Setting expectations and consequences is only part of the process. Your child will need to be reminded…often.

“Keep in mind that your child is learning a new behavior,” said Dr. Dudley. “Just because you told them one time how you expect them to act when you go to the grocery store does not mean that they will remember that the next time.”

Plus, you will need a hefty dose of patience as you teach a new behavior or work through a behavior problem.

This is when praising what should be done, versus what the child is doing wrong, is crucial.

“Noticing and praising the good behavior all throughout the day is really important,” said Dr. Dudley.

Pick Your Battles

The old adage is true. Don’t try to fix every behavior.

“Pick the bigger behaviors that you really want to focus on and let some of the other little ones go,” said Dr. Dudley. 

When Is It Time to Ask for Help?

If you have tried everything above and your child is still acting out, it might be time to reach out to a professional. Dr. Dudley suggested asking yourself the following questions:

  • Is it interfering with your child’s daily functions?

  • Are you having trouble getting them to school?

  • Are they having trouble at school?

  • Are they not allowed to participate in certain activities or events because they are not showing the appropriate behavior?

  • Are they getting aggressive?

  • How impactful is this behavior becoming?

If your child’s behavior is having a negative impact on their home, school and/or social environment, then it is time to ask for help.

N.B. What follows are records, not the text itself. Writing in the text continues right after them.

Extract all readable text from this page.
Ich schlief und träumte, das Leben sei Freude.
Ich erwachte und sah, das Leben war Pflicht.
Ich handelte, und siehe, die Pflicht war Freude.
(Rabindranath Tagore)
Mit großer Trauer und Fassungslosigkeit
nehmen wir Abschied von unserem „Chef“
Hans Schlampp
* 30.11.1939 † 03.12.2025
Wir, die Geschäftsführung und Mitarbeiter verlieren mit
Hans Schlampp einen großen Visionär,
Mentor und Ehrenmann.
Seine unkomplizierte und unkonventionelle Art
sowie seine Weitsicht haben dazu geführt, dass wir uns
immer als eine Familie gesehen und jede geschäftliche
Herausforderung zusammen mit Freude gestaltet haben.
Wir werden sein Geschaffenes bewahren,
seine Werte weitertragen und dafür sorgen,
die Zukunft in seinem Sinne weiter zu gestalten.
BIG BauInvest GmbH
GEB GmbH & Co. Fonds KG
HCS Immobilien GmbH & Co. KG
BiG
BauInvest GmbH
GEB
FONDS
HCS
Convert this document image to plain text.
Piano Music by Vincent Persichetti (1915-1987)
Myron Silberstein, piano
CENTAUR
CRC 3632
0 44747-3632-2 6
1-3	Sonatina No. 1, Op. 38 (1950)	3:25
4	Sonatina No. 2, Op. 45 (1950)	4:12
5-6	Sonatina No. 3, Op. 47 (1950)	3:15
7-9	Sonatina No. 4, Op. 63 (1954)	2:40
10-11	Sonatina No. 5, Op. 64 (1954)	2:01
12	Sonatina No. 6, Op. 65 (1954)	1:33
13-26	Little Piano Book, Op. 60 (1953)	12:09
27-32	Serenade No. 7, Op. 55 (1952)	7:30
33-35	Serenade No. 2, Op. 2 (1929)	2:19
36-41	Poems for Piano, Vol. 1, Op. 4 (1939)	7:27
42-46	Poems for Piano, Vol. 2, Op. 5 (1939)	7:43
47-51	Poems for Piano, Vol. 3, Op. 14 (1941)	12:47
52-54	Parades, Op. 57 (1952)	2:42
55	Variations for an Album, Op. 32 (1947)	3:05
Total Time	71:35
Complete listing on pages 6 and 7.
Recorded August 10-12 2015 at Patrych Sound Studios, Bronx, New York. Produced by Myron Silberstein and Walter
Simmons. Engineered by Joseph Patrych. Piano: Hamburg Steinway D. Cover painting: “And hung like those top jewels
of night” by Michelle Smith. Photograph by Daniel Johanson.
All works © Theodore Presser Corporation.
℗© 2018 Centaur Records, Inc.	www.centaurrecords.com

“Start with your pediatrician or family physician first,” said Dr. Dudley. “They can help you decide what the best option is and refer you to the appropriate clinician.”

If your child is resistant to seeking help, Dr. Dudley suggests thinking about your approach.

“It is all in how it is worded,” she explained.

For example, say something like this: “It seems that the choices you are making are interfering with your social life and your academic life and I see that you are not very happy.”

Not this: “You are really misbehaving, and we are taking you to a doctor because your behavior is so bad.”

The second approach can make the child feel defensive; whereas, the first option shows that you are coming from a place of concern about their well-being and happiness.

If you have concerns about your child’s behavior, talk to your doctor today. Don’t think of it as discipline; think about it as an opportunity to help your child grow and learn.